Dispostos a transformar a Série C do Campeonato Brasileiro em algo rentável ou menos deficitário para os clubes participantes, 18 dos 20 presidentes/representantes que integram a terceira divisão nacional estiveram nesta segunda-feira na sede da CBF para propor mudanças, tanto no regulamento quanto na comercialização e exploração dos direitos de transmissão da competição.

Com passagens aéreas pagas pela própria entidade que comanda o futebol, os cartolas – exceto do Botafogo-PB e do Moto Club-MA – estiveram reunidos durante aproximadamente duas horas com o presidente Marco Polo del Nero, juntamente com o vice e presidente da Federação Paulista, Reinaldo Carneiro Bastos, e o secretário-geral da CBF, Walter Feldman.

Dentre as propostas levadas, duas encabeçam as reivindicações dos clubes: a negociação e venda dos direitos de transmissões televisivas e via internet e a mudança no regulamento da competição.

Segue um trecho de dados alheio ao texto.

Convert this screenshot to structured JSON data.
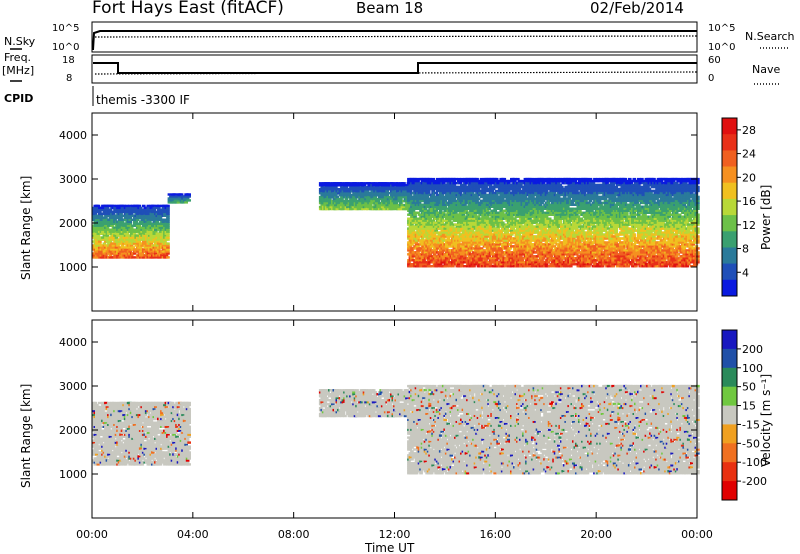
{
  "header": {
    "station": "Fort Hays East (fitACF)",
    "beam": "Beam 18",
    "date": "02/Feb/2014"
  },
  "aux": {
    "nsky_label": "N.Sky",
    "nsky_ticks": [
      "10^5",
      "10^0"
    ],
    "nsearch_label": "N.Search",
    "nsearch_ticks": [
      "10^5",
      "10^0"
    ],
    "freq_label": "Freq.",
    "freq_unit": "[MHz]",
    "freq_ticks": [
      "18",
      "8"
    ],
    "nave_label": "Nave",
    "nave_ticks": [
      "60",
      "0"
    ],
    "cpid_label": "CPID",
    "cpid_text": "themis -3300 IF"
  },
  "chart_data": [
    {
      "type": "heatmap",
      "name": "power",
      "ylabel": "Slant Range [km]",
      "xlabel": "",
      "xticks": [
        "00:00",
        "04:00",
        "08:00",
        "12:00",
        "16:00",
        "20:00",
        "00:00"
      ],
      "x_range_hours": [
        0,
        24
      ],
      "yticks": [
        1000,
        2000,
        3000,
        4000
      ],
      "ylim": [
        0,
        4500
      ],
      "colorbar": {
        "label": "Power [dB]",
        "ticks": [
          4,
          8,
          12,
          16,
          20,
          24,
          28
        ],
        "range": [
          0,
          30
        ],
        "colors": [
          "#0a1ae0",
          "#1f4fb8",
          "#2a7a9a",
          "#3aa070",
          "#6cc048",
          "#b8d838",
          "#f0c020",
          "#f59020",
          "#f06020",
          "#e83018",
          "#e01010"
        ]
      },
      "echo_bands": [
        {
          "t_start": 0.0,
          "t_end": 3.0,
          "range_low": 1200,
          "range_high": 2400,
          "peak_db": 26
        },
        {
          "t_start": 3.0,
          "t_end": 3.8,
          "range_low": 2450,
          "range_high": 2650,
          "peak_db": 10
        },
        {
          "t_start": 9.0,
          "t_end": 12.5,
          "range_low": 2300,
          "range_high": 2900,
          "peak_db": 14
        },
        {
          "t_start": 12.5,
          "t_end": 24.0,
          "range_low": 1000,
          "range_high": 3000,
          "peak_db": 28
        }
      ]
    },
    {
      "type": "heatmap",
      "name": "velocity",
      "ylabel": "Slant Range [km]",
      "xlabel": "Time UT",
      "xticks": [
        "00:00",
        "04:00",
        "08:00",
        "12:00",
        "16:00",
        "20:00",
        "00:00"
      ],
      "x_range_hours": [
        0,
        24
      ],
      "yticks": [
        1000,
        2000,
        3000,
        4000
      ],
      "ylim": [
        0,
        4500
      ],
      "colorbar": {
        "label": "Velocity [m s⁻¹]",
        "ticks": [
          200,
          100,
          50,
          15,
          -15,
          -50,
          -100,
          -200
        ],
        "colors": [
          "#1818c0",
          "#2050a8",
          "#2a8a5a",
          "#70c840",
          "#c8c8c0",
          "#f0a020",
          "#f07020",
          "#e83010",
          "#e00000"
        ]
      },
      "echo_bands": [
        {
          "t_start": 0.0,
          "t_end": 3.8,
          "range_low": 1200,
          "range_high": 2600,
          "velocity": 0
        },
        {
          "t_start": 9.0,
          "t_end": 12.5,
          "range_low": 2300,
          "range_high": 2900,
          "velocity": 0
        },
        {
          "t_start": 12.5,
          "t_end": 24.0,
          "range_low": 1000,
          "range_high": 3000,
          "velocity": 0
        }
      ]
    }
  ]
}
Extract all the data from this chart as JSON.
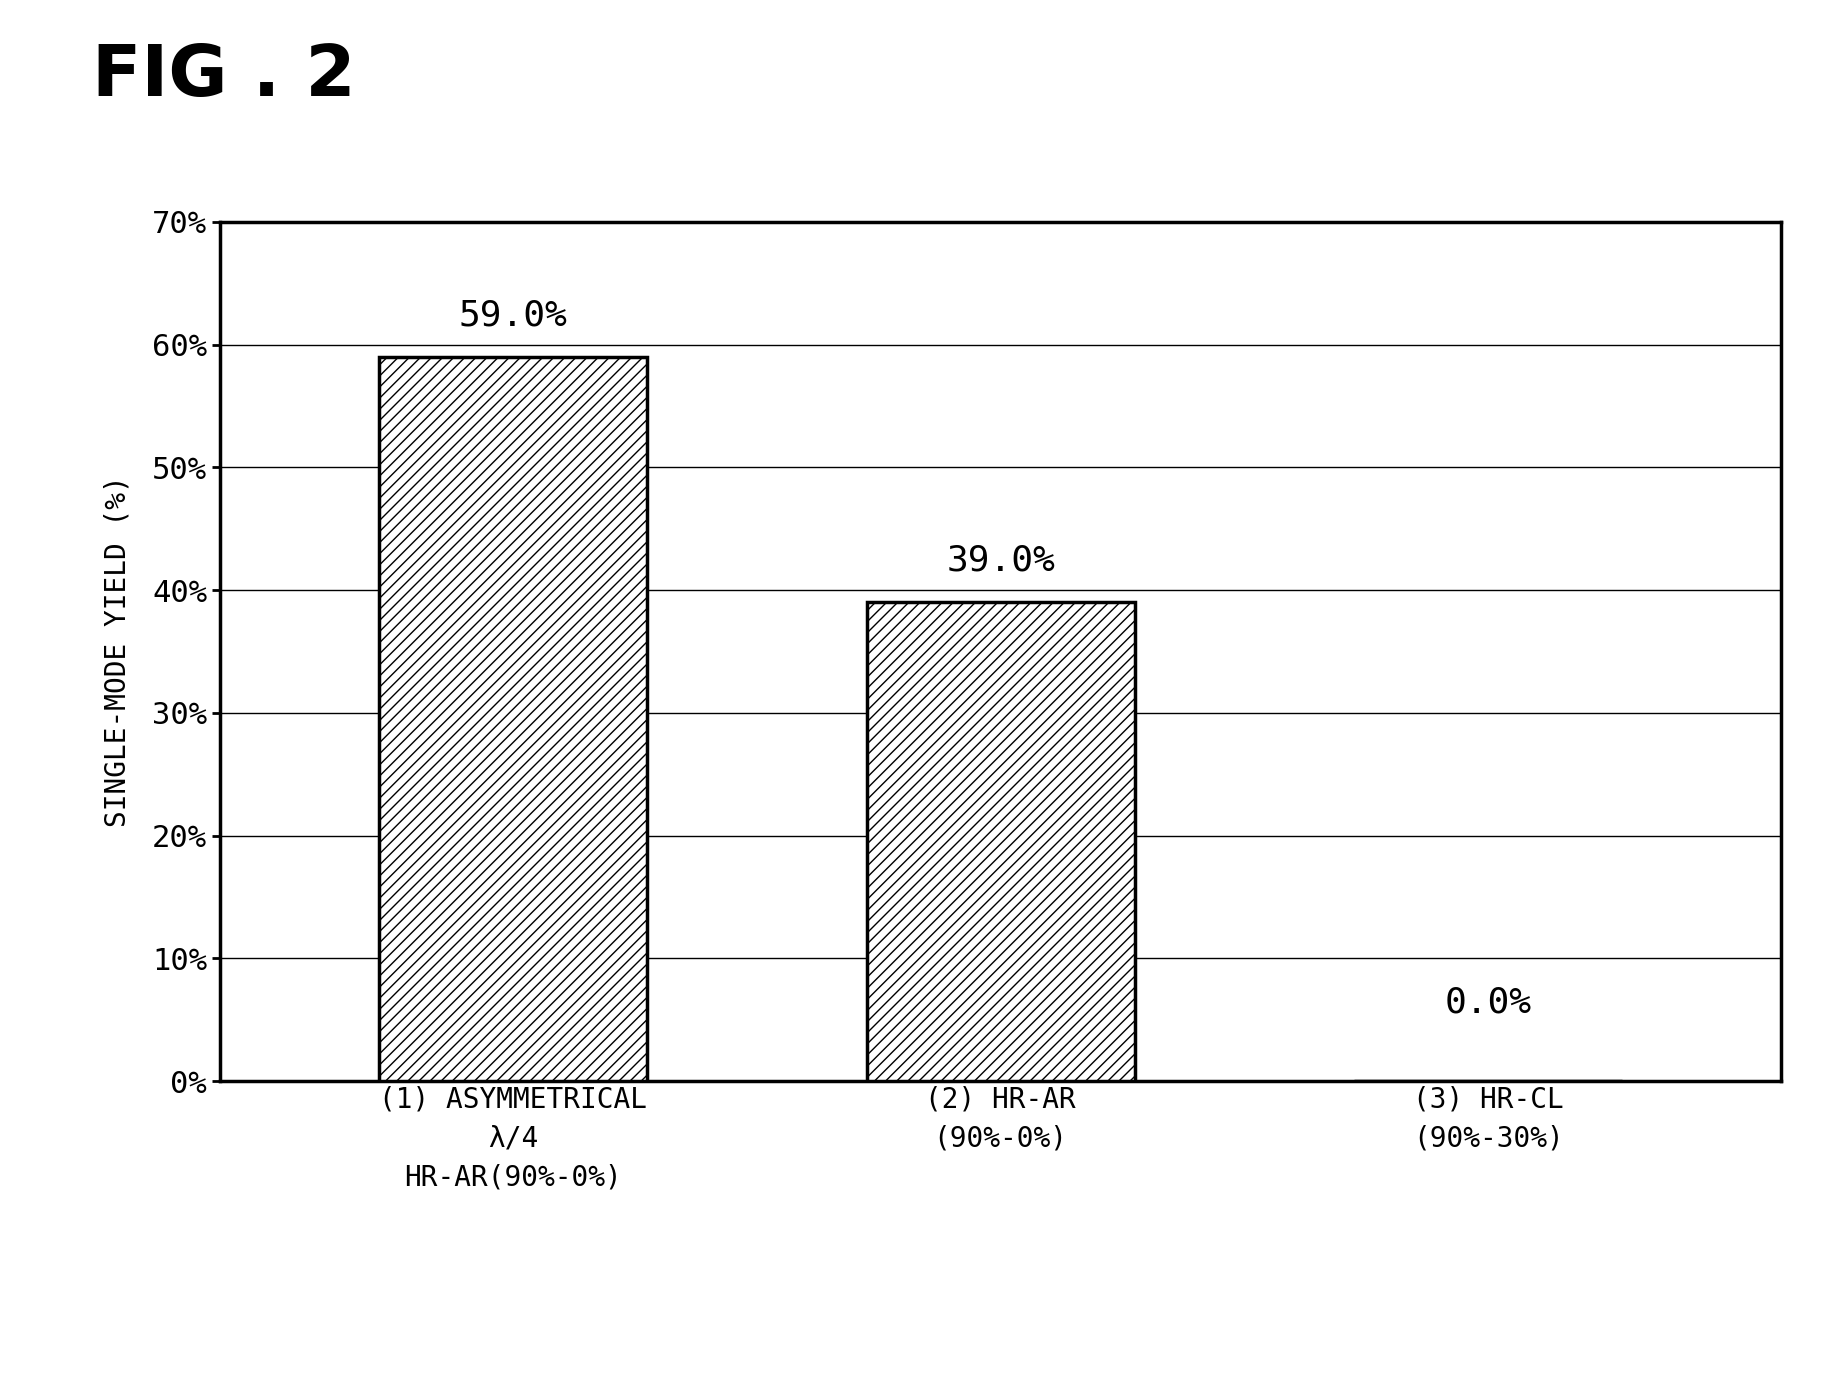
{
  "fig_label": "FIG . 2",
  "categories": [
    "(1) ASYMMETRICAL\nλ/4\nHR-AR(90%-0%)",
    "(2) HR-AR\n(90%-0%)",
    "(3) HR-CL\n(90%-30%)"
  ],
  "values": [
    59.0,
    39.0,
    0.0
  ],
  "value_labels": [
    "59.0%",
    "39.0%",
    "0.0%"
  ],
  "ylabel": "SINGLE-MODE YIELD (%)",
  "ylim": [
    0,
    70
  ],
  "yticks": [
    0,
    10,
    20,
    30,
    40,
    50,
    60,
    70
  ],
  "ytick_labels": [
    "0%",
    "10%",
    "20%",
    "30%",
    "40%",
    "50%",
    "60%",
    "70%"
  ],
  "bar_color": "#ffffff",
  "hatch": "///",
  "edge_color": "#000000",
  "background_color": "#ffffff",
  "bar_width": 0.55,
  "label_fontsize": 20,
  "value_fontsize": 26,
  "ylabel_fontsize": 20,
  "tick_fontsize": 22,
  "fig_label_fontsize": 52,
  "value_label_offsets": [
    2.0,
    2.0,
    3.0
  ]
}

De acordo com o presidente do Botafogo-SP, Gerson Engracia Garcia, eleito como um dos representantes dos clubes – juntamente com os presidentes do Fortaleza, CSA-AL e Bragantino -, a abertura para diálogo da CBF deixou todos otimistas e com boas perspectivas para transformar o Brasileiro em um campeonato viável para os clubes – e também para a CBF.

– Foi um primeiro encontro, bastante positivo, onde notamos uma abertura muito importante por parte da CBF. Eles estão dispostos a transformar a Série C em algo maior, como é feito na Série B, com cotas de TVs para os clubes. O campeonato fica mais atrativo, o nível técnico melhora e mais pessoas vão aos jogos – declarou o presidente Gerson Engracia Garcia, que citou a média de público de torcidas como do Fortaleza, Remo e do próprio Botafogo, para justificar o interesse e aceitação comercial.

Quadrangular valendo acesso

Outro ponto bastante discutido, mas ainda embrionário, é a mudança do regulamento da competição. Até o ano passado, os 20 clubes eram divididos em dois grupos regionalizados. Os dois últimos eram rebaixados, e os quatro melhores avançavam e disputavam um mata-mata, valendo o acesso.

A ideia apoiada pela maioria dos cartolas presentes, segundo Gersinho, é criar dois quadrangulares a partir da mesma primeira fase, com 1º e 4º de um grupo, mais 2º e 3º do outro. Com jogos de ida e volta, os dois melhores garantiriam o acesso após seis jogos e fariam as semifinais da Série C.

– Essa mudança não afetaria o calendário pois seriam duas datas a mais. Poderíamos colocar jogos às quartas-feiras na primeira fase. Os times não dependeriam apenas de dois jogos para subir para a Série B – explicou.

Nos próximos encontros, os representantes de Botafogo-SP, Bragantino, Fortaleza e CSA-AL tomarão a frente das negociações, levando em consideração a opinião dos 20 clubes. Ainda não há uma data marcada, mas a CBF prometeu entrar em contato com televisões e sites para iniciar a negociação entre as partes.

– Todos os clubes passam pelo mesmo problema, que é o financeiro. Do ponto de vista institucional, ganhamos voz dentro da CBF. A própria entidade nos disse que a conta não fecha, pois existem gastos com doping, arbitragem, viagens, logística. Organizando, conseguiremos tornar o campeonato viável – disse o presidente do Botafogo.

As mudanças, segundo Gerson Engracia, devem ser implantadas no calendário 2017. O Campeonato Brasileiro da Série C tem início em maio, ainda sem data definida.